Ce nouveau Moyen-Orient n’a pas de frontières sûres et reconnues. Mais cette région en a-t-elle jamais eu ? Elle a maintenant de nouveaux vainqueurs et de nouveaux vaincus, statut bien temporaire et mal défini. Le Premier ministre israélien en est pour l’instant le grand gagnant, redevenant l’allié puissant dont l’Occident a besoin. Le régime iranien en ressort forcément affaibli, ayant tout fait depuis 46 ans pour éviter cette confrontation directe avec les Etats-Unis et voyant s’annihiler progressivement ce qui faisait sa fierté face aux puissances régionales, son fameux programme nucléaire.

Et tout autour, des acteurs majeurs se verraient bien revenir sur le devant de la scène, de Recep Tayyip Erdogan à Vladimir Poutine, qui accueillera ce lundi le ministre iranien des Affaires étrangères pour accentuer sa candidature invraisemblable de médiateur. Car dans ce nouveau Moyen-Orient, l’ennemi de mon ennemi n’est pas forcément mon ami.

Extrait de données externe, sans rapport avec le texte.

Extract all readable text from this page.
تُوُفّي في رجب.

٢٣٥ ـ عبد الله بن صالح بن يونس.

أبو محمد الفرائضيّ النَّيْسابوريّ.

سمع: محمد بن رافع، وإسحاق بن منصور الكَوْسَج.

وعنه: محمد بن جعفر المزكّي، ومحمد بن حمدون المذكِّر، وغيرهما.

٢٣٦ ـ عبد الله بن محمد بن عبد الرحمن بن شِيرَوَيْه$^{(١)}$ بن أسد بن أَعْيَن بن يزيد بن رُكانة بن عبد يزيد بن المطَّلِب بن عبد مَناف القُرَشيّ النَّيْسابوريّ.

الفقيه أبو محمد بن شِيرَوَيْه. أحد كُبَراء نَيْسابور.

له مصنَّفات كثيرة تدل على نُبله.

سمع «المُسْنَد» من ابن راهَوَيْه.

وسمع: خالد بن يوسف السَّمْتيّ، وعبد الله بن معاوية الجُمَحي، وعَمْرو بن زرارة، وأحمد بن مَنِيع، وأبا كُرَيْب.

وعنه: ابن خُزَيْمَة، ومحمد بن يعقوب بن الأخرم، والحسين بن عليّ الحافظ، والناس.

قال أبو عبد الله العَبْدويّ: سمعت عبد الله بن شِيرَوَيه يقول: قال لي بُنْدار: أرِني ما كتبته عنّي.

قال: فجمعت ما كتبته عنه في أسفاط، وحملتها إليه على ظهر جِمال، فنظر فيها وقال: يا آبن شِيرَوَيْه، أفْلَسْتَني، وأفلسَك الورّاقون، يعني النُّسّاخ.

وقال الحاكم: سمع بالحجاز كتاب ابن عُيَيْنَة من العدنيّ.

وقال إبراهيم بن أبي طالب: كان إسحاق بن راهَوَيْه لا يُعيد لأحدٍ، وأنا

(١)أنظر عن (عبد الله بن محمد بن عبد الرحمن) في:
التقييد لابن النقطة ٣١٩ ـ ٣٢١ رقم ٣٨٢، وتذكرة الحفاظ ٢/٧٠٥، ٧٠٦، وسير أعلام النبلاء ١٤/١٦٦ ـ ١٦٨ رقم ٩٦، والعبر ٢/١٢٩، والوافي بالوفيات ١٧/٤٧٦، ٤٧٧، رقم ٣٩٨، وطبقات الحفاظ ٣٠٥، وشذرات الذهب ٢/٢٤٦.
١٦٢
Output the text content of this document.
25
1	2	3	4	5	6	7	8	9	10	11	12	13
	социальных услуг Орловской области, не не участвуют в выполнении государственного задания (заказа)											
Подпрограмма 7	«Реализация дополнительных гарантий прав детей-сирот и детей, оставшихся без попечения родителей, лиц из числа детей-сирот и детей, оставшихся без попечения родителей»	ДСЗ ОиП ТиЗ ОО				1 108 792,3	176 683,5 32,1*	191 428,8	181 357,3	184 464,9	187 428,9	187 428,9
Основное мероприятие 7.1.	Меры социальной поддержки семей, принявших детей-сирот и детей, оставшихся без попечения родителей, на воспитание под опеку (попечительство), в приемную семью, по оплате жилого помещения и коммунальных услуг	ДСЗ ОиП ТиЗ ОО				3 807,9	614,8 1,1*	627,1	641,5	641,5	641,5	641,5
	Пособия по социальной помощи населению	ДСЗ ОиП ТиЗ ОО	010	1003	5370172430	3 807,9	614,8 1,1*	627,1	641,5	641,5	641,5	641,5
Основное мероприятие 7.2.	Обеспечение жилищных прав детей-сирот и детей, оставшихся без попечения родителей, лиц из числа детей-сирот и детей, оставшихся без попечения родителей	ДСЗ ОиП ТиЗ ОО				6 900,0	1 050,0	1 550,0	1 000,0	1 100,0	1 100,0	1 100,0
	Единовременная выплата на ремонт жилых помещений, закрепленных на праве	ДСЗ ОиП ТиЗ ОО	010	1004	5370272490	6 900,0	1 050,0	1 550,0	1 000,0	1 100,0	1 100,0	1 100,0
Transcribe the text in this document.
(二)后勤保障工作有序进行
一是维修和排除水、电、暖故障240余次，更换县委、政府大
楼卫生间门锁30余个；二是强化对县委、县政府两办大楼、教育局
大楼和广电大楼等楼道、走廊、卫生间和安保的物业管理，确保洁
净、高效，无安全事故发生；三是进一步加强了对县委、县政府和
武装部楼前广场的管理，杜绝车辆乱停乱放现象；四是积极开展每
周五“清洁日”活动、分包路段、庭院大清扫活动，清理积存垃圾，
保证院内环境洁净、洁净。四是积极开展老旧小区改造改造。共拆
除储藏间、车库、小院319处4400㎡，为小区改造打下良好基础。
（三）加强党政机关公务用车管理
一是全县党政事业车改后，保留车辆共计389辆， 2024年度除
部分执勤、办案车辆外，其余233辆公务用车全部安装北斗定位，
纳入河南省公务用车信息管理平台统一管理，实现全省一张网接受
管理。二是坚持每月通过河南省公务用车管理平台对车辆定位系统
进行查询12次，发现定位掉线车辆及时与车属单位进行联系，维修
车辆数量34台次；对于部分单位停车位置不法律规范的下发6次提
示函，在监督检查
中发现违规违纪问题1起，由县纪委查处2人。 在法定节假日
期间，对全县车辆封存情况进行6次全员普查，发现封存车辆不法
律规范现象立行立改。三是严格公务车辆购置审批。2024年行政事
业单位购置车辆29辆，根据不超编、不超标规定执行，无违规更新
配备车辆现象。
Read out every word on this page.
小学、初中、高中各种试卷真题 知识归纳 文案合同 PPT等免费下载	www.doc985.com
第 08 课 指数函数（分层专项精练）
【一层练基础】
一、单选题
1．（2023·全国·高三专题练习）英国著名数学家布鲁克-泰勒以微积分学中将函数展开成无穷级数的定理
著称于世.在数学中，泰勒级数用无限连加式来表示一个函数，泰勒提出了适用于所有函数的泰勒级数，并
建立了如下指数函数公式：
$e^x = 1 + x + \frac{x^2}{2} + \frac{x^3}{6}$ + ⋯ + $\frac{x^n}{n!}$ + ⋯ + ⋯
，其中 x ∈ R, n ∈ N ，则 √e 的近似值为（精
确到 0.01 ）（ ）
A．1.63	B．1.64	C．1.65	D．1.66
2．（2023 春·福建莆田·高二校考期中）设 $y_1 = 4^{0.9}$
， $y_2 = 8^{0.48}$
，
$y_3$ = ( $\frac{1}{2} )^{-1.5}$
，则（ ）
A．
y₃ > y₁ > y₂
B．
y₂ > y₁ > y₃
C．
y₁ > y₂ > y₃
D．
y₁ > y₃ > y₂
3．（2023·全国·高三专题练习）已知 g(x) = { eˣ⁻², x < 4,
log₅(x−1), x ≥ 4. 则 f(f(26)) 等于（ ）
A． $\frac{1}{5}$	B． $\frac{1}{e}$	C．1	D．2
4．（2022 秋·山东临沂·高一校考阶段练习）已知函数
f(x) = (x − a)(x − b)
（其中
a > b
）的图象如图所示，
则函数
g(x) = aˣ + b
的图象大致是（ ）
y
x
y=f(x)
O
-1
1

La formule du «nouveau Moyen-Orient» était de Shimon Pérès, l’architecte malheureux des accords d’Oslo. Reprise par Nétanyahou comme credo pour oblitérer les Palestiniens, elle fut un temps oubliée, après les massacres du Hamas le 7 octobre 2023 et les dizaines de milliers de victimes des représailles israéliennes sanguinaires à Gaza.

La voilà de retour dans une nouvelle version trumpiste, qui consiste à masquer ses intentions messianiques sous des abords rationnels de géopolitique et sécurité régionale. Car tout en pointant le risque pour Donald Trump de se couper de sa base populaire, sevrée au discours populiste de «America First» et de déclarations isolationnistes fracassantes, il nous faut rappeler l’influence majeure sur le Président américain de ses donateurs appartenant au courant évangéliste.

Quatre jours avant la décision de Trump, la Maison Blanche diffusait un message au président de Mike Huckabee, ancien gouverneur de l’Arkansas, pasteur baptiste nommé ambassadeur à Jérusalem, expliquant que Dieu avait laissé la vie sauve à Donald Trump uniquement pour qu’il puisse bombarder l’Iran.

C’est ce que Donald Trump a apparemment choisi de croire, du moins selon sa propre allocution de samedi soir, qu’il clôt avec ces incantations : «Je tiens à remercier tout le monde, et en particulier Dieu. Je veux simplement dire que nous t’aimons, Dieu, et que nous aimons notre grande armée. Protège-les. Que Dieu bénisse le Moyen-Orient. Que Dieu bénisse Israël et que Dieu bénisse l’Amérique.» C’est ainsi qu’une opération militaire trouvant son inspiration dans un verset biblique haineux débouche sur une déflagration aux accents messianiques évidents.

En face, le messianisme, on connaît. Khamenei a toujours fait montre d’une idéologie simple : l’heure de l’avènement de l’islam sur le monde est arrivée, face à l’occident moderne et décadent, et c’est à sa République islamique de réaliser cette prophétie. Une démarche aux accents religieux qui fait écho à celle du leader américain. Dans ce face-à-face mortel, tout pragmatisme semble avoir été abandonné côté iranien : après avoir tant œuvré à maintenir coûte que coûte son régime, l’ayatollah semble vouloir entraîner son peuple impuissant dans une escalade suicidaire, face à des ennemis bien plus armés que lui et visiblement très déterminés.

Qu’il l’accepte ou non, les options du guide s’amenuisent et sont toutes plus périlleuses les unes que les autres. Seule une foi aveugle peut expliquer son refus de calmer le jeu. Faut-il rappeler qu’il avait fallu huit ans de guerre et plus d’un million de morts pour que le fondateur de la République islamique, l’ayatollah Khomeyni, accepte de «boire la coupe de poison» – selon ses mots – en faisant la paix avec l’Irak. Face aux «petit et grand Satans», comme les désigne constamment Ali Khamenei, un revirement paraît encore plus improbable. Une démarche aux accents religieux qui fait écho à celles du leader américain et du gouvernement israélien.

Entre tous ces dieux, la raison a bien du mal à se frayer un chemin. Il le faut pourtant, car laisser cette dynamique guerrière s’emballer ne laissera sur la carte du Moyen-Orient que des vaincus.